THIS was our little piece of reality back in the early 70s: a black and white Zenith television set, with only three available TV stations at the time which in turn offered a sad row of programs that lasted until twelve midnight (or earlier).

For us boys then, if anyone told us the future of cable technology and a 24-7 loop of endless shows, on what many then called the boob tube, we would have thought that it was pure science fiction and still in glorious black and white at that.

Every night, my younger brother and myself waited until each of the three TV stations had played the national anthem, which as many knew signaled the end of the day’s program schedule. That was also the signal for the two of us to go upstairs of our Mabini apartment and join our younger brothers who had gone to sleep much earlier because they were, by hierarchy, younger. After all, being in first and second years of high school, and older than they were, the two of us were proxy alphas. That meant, our two older siblings didn’t care much for TV and preferred late nights with friends at soirees and parties. 
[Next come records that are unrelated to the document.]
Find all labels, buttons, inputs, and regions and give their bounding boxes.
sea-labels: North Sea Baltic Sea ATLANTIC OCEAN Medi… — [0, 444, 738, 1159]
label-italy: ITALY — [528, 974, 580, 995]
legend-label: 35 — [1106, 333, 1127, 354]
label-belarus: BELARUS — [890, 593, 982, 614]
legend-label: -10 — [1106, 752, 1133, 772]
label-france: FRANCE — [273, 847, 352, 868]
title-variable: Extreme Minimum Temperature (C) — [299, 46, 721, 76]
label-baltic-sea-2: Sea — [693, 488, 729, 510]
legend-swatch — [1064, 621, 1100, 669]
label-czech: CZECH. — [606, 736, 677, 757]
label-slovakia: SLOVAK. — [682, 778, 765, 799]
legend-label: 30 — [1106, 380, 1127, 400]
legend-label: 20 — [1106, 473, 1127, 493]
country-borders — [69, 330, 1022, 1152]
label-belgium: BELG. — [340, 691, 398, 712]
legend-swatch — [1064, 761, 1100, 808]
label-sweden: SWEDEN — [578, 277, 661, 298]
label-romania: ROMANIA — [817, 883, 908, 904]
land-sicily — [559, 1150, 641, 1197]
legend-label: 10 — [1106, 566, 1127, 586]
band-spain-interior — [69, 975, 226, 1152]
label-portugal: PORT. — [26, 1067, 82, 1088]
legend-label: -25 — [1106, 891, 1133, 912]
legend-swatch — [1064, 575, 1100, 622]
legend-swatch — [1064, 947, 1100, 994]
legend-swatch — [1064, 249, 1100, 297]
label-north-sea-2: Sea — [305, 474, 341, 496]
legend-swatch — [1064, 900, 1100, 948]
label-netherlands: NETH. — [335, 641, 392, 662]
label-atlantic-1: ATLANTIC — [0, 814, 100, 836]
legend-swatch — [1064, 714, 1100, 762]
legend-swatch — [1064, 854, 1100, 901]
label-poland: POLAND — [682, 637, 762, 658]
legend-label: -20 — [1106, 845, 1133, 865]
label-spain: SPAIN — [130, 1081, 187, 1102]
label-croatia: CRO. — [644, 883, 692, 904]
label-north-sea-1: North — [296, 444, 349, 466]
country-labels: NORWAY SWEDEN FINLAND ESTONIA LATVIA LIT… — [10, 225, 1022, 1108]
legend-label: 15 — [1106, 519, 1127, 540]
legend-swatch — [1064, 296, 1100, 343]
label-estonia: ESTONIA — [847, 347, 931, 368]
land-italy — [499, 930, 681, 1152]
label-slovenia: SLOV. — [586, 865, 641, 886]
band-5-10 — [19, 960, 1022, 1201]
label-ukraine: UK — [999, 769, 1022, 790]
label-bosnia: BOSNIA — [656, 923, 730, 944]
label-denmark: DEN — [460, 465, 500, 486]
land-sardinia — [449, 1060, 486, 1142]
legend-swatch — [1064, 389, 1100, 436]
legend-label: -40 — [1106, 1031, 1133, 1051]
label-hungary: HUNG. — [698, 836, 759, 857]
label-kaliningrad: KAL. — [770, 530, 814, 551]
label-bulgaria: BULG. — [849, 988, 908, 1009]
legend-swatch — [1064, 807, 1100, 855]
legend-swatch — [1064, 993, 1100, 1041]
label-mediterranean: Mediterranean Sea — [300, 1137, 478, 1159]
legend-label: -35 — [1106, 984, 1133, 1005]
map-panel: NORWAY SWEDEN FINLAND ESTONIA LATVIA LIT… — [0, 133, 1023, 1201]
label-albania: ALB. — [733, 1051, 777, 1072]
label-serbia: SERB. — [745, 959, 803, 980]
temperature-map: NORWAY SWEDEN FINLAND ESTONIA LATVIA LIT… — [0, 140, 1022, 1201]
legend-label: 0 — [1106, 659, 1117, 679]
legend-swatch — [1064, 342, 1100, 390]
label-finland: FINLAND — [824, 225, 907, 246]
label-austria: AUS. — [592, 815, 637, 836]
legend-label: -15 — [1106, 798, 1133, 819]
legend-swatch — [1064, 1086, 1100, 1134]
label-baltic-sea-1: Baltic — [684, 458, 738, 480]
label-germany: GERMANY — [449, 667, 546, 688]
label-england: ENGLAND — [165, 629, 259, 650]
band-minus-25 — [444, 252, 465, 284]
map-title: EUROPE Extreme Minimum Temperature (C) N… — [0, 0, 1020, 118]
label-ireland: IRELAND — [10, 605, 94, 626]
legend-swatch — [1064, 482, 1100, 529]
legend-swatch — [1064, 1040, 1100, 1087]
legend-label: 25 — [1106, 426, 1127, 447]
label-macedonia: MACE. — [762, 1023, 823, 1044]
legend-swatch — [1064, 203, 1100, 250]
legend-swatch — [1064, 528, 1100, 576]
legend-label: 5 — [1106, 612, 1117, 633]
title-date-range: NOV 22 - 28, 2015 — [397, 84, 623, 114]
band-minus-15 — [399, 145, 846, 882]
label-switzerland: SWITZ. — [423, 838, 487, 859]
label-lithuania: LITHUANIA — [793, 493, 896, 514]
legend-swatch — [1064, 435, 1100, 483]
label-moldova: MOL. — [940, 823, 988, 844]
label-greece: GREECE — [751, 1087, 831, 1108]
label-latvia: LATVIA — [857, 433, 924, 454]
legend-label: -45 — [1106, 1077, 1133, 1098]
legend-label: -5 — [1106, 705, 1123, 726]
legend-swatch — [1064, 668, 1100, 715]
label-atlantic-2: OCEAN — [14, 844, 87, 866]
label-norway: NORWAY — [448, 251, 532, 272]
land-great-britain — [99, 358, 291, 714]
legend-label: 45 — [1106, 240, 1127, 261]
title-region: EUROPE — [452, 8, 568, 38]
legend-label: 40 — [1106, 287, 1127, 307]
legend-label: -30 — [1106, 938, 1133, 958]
So, the living room was left to us two, and we lorded over it while we watched all the shows, from detective and horror, from Hitchcock to music shows like the Monkees and such. Each ’70s night, despite school the next day, the two of us pretty much bled that old Zenith set dry, so to speak.

Then it happened during one particular closing time (on TV-13 I think it was). It had been just right after the national anthem (where they showed the flag and the fuzzy snow that followed), when the TV screen slowly filled up again and began to show (it felt like only for the two of us) a full hour of comedy which featured The Jack Benny Show! For the poor younger sets, it was the forerunner of such classics as Mr. Bean and others.

Alas, millennials of today can actually relate to what we have felt at the time. You might have just finished watching a Marvel movie. Then, just as you and your friends prepared to leave the movie house after the end credits, the cinema lights dim again and the screen brightens up to reveal a sneak preview of what’s to come or the next installment of the saga you have just watched. An extra treat indeed!

From that night on, until the time our family moved to the bajada mothership, whenever we watched TV and the station ID came on to end programming, we would calmly wait for a few minutes longer…and hoped that they would give us extra help. At that, we’d say to ourselves, “There might still be a Jack Benny.”

As for me, with those days long gone and my family finally free of TV at last, I still retain the idea of an extra treat as waiting at every corner. It has become my own little ray of hope during each end-of-the-day-programming kind of scenario or personal trial. The feeling is just simply, like no other. The screen on your life, once darkened, is suddenly bright again to reveal a new show. Lights!